Some are compact rectangles, like this one. The others have considerably more bandwidth per note than most other songbirds.
Today's species is one of the easier ones. Each individual bird has only one song-type. Syntactically the song is two-parted, meaning that one phrase-type is
repeated, followed by anothe phrase type that is also repeated. (This bird takes some liberties with that last rule, diminishing or even dropping the
second part in some of his songs.) Finally, the phrases are acoustically distinctive. The fine parallel lines that you see on the sonogram
translate to the "coarsely burry" quality of the sounds, in Pieplow's words. It is good that the songs are distinctive, because this species is
rarely seen well. They usually skulk in the luxuriant leafy underbrush of wet places. I was extremely lucky to encounter this bird at a time
when he was singing in full view, in a tree.

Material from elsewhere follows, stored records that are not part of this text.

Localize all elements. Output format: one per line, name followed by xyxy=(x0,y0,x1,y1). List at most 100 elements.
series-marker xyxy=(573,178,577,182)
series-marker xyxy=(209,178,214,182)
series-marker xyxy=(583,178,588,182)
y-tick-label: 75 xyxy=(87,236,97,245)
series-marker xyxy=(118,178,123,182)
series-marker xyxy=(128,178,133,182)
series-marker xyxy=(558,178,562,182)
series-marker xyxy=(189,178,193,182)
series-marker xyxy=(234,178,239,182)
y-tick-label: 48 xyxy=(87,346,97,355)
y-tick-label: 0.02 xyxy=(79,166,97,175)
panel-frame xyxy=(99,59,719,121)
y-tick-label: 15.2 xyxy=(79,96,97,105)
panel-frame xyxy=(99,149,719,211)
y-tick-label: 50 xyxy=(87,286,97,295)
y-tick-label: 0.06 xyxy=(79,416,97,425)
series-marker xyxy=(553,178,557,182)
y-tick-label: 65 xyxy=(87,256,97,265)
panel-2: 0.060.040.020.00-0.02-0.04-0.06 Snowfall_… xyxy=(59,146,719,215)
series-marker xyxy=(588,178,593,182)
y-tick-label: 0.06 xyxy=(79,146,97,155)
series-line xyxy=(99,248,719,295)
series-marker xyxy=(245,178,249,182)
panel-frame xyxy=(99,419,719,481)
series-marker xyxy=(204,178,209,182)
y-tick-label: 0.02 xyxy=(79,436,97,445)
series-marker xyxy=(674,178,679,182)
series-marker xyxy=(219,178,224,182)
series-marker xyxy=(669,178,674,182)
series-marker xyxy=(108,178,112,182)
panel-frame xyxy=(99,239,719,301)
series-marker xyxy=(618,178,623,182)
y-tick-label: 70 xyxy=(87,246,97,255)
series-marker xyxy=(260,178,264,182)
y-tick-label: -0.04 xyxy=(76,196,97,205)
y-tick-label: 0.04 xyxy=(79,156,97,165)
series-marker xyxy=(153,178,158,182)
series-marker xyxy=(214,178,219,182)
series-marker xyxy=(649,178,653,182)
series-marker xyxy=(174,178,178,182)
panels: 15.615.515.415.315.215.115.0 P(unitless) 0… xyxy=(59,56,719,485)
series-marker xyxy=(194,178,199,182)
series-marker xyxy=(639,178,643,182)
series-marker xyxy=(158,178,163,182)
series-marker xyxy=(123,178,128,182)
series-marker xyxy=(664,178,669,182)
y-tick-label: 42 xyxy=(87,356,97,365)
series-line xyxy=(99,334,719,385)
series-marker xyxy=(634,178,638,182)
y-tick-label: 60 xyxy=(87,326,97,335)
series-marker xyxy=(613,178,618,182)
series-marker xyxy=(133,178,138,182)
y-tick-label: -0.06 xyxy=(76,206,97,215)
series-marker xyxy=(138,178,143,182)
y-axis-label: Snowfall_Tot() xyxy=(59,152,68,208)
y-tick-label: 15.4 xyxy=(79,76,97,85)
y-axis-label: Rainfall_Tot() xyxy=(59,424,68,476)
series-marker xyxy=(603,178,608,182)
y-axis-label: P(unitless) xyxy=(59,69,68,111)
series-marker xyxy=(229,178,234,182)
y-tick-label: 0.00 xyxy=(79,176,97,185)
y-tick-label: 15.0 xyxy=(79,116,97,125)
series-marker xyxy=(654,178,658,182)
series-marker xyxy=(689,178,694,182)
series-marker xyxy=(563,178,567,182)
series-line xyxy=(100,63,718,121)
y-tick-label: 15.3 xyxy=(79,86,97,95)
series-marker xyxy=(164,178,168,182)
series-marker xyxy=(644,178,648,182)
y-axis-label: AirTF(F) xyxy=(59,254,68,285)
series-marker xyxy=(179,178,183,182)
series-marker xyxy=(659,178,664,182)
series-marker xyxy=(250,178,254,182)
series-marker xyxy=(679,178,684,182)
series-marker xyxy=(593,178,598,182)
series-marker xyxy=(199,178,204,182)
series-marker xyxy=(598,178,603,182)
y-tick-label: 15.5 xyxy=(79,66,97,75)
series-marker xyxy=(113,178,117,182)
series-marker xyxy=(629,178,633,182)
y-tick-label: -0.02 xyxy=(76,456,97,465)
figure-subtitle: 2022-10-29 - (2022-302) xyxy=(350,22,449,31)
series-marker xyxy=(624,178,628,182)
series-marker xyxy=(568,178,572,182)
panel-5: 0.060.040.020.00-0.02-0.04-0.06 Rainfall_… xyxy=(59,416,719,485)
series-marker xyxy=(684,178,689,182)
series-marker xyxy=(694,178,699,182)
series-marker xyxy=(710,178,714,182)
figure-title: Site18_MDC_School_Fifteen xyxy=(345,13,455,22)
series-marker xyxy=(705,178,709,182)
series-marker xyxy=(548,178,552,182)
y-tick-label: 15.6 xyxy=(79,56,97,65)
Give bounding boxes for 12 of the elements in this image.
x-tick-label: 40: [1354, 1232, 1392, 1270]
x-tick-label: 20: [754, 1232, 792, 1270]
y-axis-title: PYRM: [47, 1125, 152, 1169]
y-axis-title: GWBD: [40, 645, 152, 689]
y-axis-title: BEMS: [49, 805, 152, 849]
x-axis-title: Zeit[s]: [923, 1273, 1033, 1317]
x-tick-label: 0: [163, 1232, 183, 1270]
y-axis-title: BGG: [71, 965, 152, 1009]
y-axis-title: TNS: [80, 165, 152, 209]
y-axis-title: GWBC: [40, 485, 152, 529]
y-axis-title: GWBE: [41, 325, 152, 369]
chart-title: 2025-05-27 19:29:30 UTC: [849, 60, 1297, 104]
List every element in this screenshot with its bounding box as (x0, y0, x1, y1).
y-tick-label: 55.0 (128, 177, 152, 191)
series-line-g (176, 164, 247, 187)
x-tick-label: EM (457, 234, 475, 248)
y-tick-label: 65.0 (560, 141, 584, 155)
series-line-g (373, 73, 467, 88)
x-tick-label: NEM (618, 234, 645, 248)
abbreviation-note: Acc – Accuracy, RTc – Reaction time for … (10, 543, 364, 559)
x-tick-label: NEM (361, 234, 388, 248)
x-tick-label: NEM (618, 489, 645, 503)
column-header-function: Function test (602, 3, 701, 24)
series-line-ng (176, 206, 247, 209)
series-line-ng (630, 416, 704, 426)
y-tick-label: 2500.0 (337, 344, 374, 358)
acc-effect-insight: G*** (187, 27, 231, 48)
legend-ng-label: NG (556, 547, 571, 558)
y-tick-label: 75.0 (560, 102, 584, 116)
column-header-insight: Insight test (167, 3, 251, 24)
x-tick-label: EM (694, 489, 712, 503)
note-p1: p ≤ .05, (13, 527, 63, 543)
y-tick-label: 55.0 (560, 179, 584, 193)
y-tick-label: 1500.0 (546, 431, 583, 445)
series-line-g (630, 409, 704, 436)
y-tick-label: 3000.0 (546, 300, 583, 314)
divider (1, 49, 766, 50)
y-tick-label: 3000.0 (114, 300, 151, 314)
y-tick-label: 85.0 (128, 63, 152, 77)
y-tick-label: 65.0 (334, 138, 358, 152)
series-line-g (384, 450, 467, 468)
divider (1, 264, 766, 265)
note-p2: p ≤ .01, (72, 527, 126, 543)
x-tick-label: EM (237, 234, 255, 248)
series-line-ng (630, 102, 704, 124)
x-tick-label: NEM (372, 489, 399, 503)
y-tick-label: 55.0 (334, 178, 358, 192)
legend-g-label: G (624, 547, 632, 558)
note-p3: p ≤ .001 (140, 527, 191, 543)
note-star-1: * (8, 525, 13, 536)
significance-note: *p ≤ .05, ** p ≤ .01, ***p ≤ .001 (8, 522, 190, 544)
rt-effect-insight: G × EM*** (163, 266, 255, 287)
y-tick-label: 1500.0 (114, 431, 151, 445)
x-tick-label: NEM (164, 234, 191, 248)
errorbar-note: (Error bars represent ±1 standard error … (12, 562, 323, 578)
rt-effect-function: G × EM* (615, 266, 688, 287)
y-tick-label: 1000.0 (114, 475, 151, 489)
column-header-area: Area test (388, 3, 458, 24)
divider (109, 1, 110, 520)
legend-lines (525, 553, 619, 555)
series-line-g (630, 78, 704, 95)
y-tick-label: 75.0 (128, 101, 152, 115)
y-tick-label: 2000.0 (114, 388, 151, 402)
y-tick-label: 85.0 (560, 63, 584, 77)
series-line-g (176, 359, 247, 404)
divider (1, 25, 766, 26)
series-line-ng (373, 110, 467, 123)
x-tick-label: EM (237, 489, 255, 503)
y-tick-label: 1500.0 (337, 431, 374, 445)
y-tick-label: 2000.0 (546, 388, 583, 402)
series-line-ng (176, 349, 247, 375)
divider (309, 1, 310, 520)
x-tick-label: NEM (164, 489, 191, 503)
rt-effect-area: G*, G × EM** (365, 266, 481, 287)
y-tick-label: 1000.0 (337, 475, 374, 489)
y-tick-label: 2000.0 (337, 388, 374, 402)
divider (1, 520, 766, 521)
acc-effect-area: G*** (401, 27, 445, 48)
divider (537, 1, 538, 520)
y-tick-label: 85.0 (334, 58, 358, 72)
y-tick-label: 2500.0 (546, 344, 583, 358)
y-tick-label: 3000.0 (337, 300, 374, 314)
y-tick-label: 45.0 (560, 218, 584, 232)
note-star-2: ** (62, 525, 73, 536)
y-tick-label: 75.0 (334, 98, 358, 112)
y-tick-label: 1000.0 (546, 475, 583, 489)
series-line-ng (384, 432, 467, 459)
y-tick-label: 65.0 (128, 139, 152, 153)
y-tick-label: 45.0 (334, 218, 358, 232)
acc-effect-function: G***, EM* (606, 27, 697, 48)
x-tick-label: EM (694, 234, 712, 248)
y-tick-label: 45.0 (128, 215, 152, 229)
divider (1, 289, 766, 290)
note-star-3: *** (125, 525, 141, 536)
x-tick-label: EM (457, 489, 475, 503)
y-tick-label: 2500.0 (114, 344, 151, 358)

"Luxuriant leafy underbrush" could be described as the habitat of all four members of the recently enlarged genus Geothlypis. That genus
used to be the preserve of the Common Yellowthroat. It has been joined by the Kentucky, Mourning, and MacGillivray's Warblers, formerly of
Oporornis. It's a felicitous union. Kentucky Warbler, of the southeast, actually sounds a bit like the other two, except that it has only a one-part
song. Those two, which are sister species with complimentary ranges, sound very similar, although they can be distinguished in allopatry with
statistical analysis of recordings. But where their ranges meet in northeastern British Columbia, they hybridize and the songs are no longer
distinguishable. This is one of many hybrid zones in closely-related bird species.